Following the CL 55, a new model was introduced nearly every two years, but big steps were taken with the supercharged Mercedes-Benz SL 55 AMG (2001–02), the super-focused CLK 63 AMG (2006–07) and the SLS AMG (2010–12).

 

The evolution of the Official F1® Safety Car

 

Since 2015, Bernd has driven the Mercedes-AMG GT S, the Mercedes-AMG GT R and the Mercedes-AMG GT Black Series – one of the fastest cars on Germany’s famous Nürburgring Nordschleife circuit. Since 2021, in his role as Official FIA F1® Safety Car Driver, he has completed his laps not only in cars bearing the three-pointed star, but also in an Aston Martin Vantage, which is used alternately with the Mercedes-AMG.

 

“Every time a new car gets introduced, I think that must be it! But then the engineers keep developing for the next generation," Bernd says. "The CLK 63 was an incredible car in the Black Series edition. The SLS was the first car fully developed by AMG. The GT Black Series we have now is a fantastic track car. Overall through the years there have been some outstanding cars.

 

“The Mercedes-AMG GT Black Series is being approved for the road, but with the aero and power package, the transaxle and traction control, it's designed especially for high-speed use on a racetrack.”

 

Equally substantial changes have taken place in terms of the monitoring equipment available to Bernd and his co-driver, Richard Darker.
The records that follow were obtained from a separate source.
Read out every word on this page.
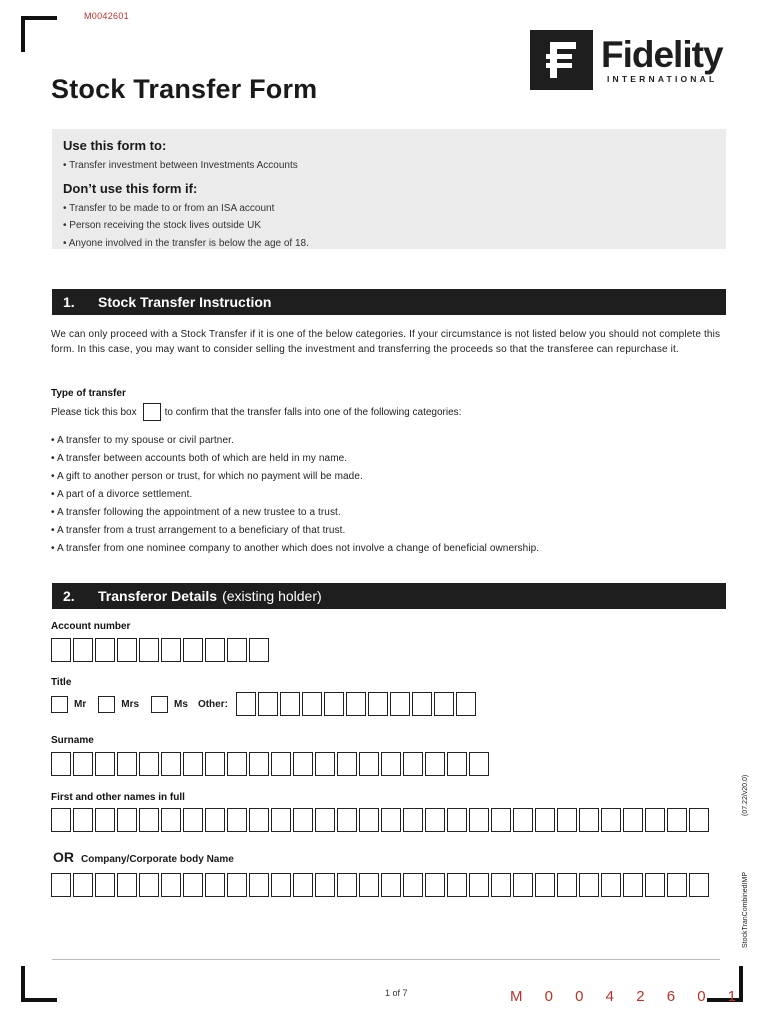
M0042601
Fidelity
INTERNATIONAL
Stock Transfer Form
Use this form to:
• Transfer investment between Investments Accounts
Don’t use this form if:
• Transfer to be made to or from an ISA account
• Person receiving the stock lives outside UK
• Anyone involved in the transfer is below the age of 18.
1.	Stock Transfer Instruction

We can only proceed with a Stock Transfer if it is one of the below categories. If your circumstance is not listed below you should not complete this form. In this case, you may want to consider selling the investment and transferring the proceeds so that the transferee can repurchase it.

Type of transfer
Please tick this box	to confirm that the transfer falls into one of the following categories:
• A transfer to my spouse or civil partner.
• A transfer between accounts both of which are held in my name.
• A gift to another person or trust, for which no payment will be made.
• A part of a divorce settlement.
• A transfer following the appointment of a new trustee to a trust.
• A transfer from a trust arrangement to a beneficiary of that trust.
• A transfer from one nominee company to another which does not involve a change of beneficial ownership.
2.	Transferor Details (existing holder)
Account number
Title
Mr	Mrs	Ms Other:
Surname
First and other names in full
OR Company/Corporate body Name
(07.22/v20.0)
StockTranCombinedIMP
1 of 7	M 0 0 4 2 6 0 1
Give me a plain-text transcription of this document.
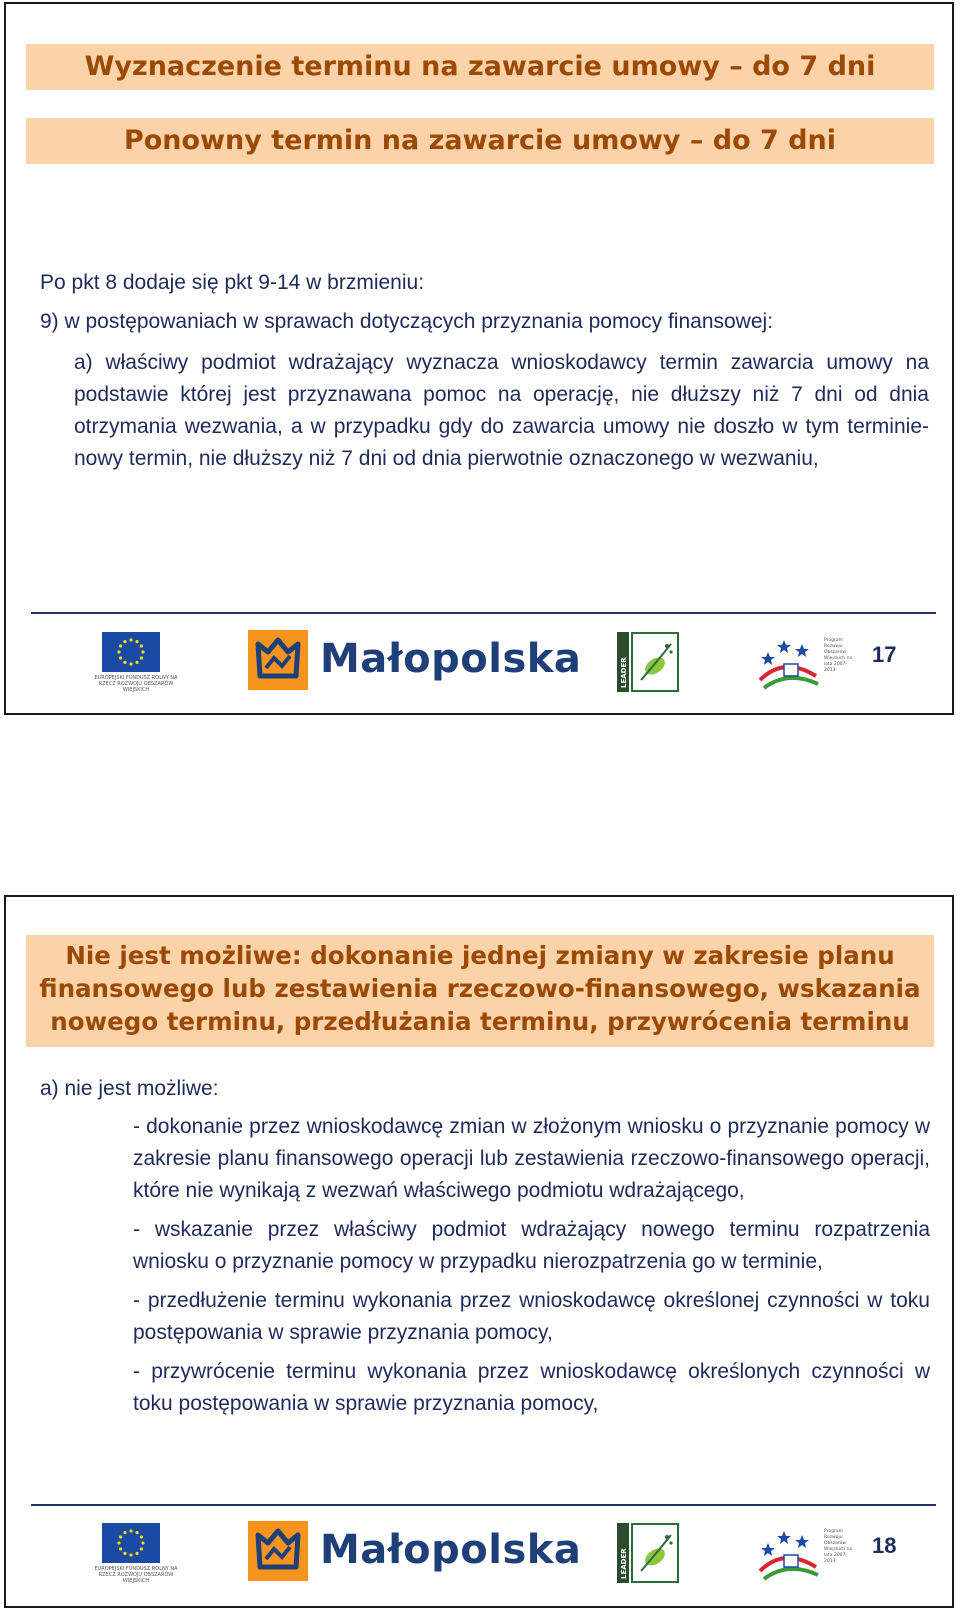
Wyznaczenie terminu na zawarcie umowy – do 7 dni
Ponowny termin na zawarcie umowy – do 7 dni
Po pkt 8 dodaje się pkt 9-14 w brzmieniu:
9) w postępowaniach w sprawach dotyczących przyznania pomocy finansowej:
a) właściwy podmiot wdrażający wyznacza wnioskodawcy termin zawarcia umowy na podstawie której jest przyznawana pomoc na operację, nie dłuższy niż 7 dni od dnia otrzymania wezwania, a w przypadku gdy do zawarcia umowy nie doszło w tym terminie- nowy termin, nie dłuższy niż 7 dni od dnia pierwotnie oznaczonego w wezwaniu,
EUROPEJSKI FUNDUSZ ROLNY NA RZECZ ROZWOJU OBSZARÓW WIEJSKICH
Małopolska	LEADER
Program Rozwoju Obszarów Wiejskich na lata 2007-2013
17
Nie jest możliwe: dokonanie jednej zmiany w zakresie planu finansowego lub zestawienia rzeczowo-finansowego, wskazania nowego terminu, przedłużania terminu, przywrócenia terminu
a) nie jest możliwe:
- dokonanie przez wnioskodawcę zmian w złożonym wniosku o przyznanie pomocy w zakresie planu finansowego operacji lub zestawienia rzeczowo-finansowego operacji, które nie wynikają z wezwań właściwego podmiotu wdrażającego,
- wskazanie przez właściwy podmiot wdrażający nowego terminu rozpatrzenia wniosku o przyznanie pomocy w przypadku nierozpatrzenia go w terminie,
- przedłużenie terminu wykonania przez wnioskodawcę określonej czynności w toku postępowania w sprawie przyznania pomocy,
- przywrócenie terminu wykonania przez wnioskodawcę określonych czynności w toku postępowania w sprawie przyznania pomocy,
EUROPEJSKI FUNDUSZ ROLNY NA RZECZ ROZWOJU OBSZARÓW WIEJSKICH
Małopolska	LEADER
Program Rozwoju Obszarów Wiejskich na lata 2007-2013
18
Twenty-five years ago, there was a single television set sitting outside the car, whereas now there are two monitors inside the car, as well as GPS mapping and information about the g-forces a driver would experience in the event of an accident.

 

Richard is a crucial piece of the puzzle. “He’s like the co-pilot in an aeroplane,” says Bernd. “It’s always better to have someone next to you if you are on the track, so four eyes and ears see and hear more. He is among others responsible for the lights and the radio system.”

 

Despite being paid to drive incredible cars at top speed around the best racetracks in the world, Bernd says he prefers a quiet weekend: "For me, the best races are those without a Safety Car, because that means nothing dangerous has happened on track.”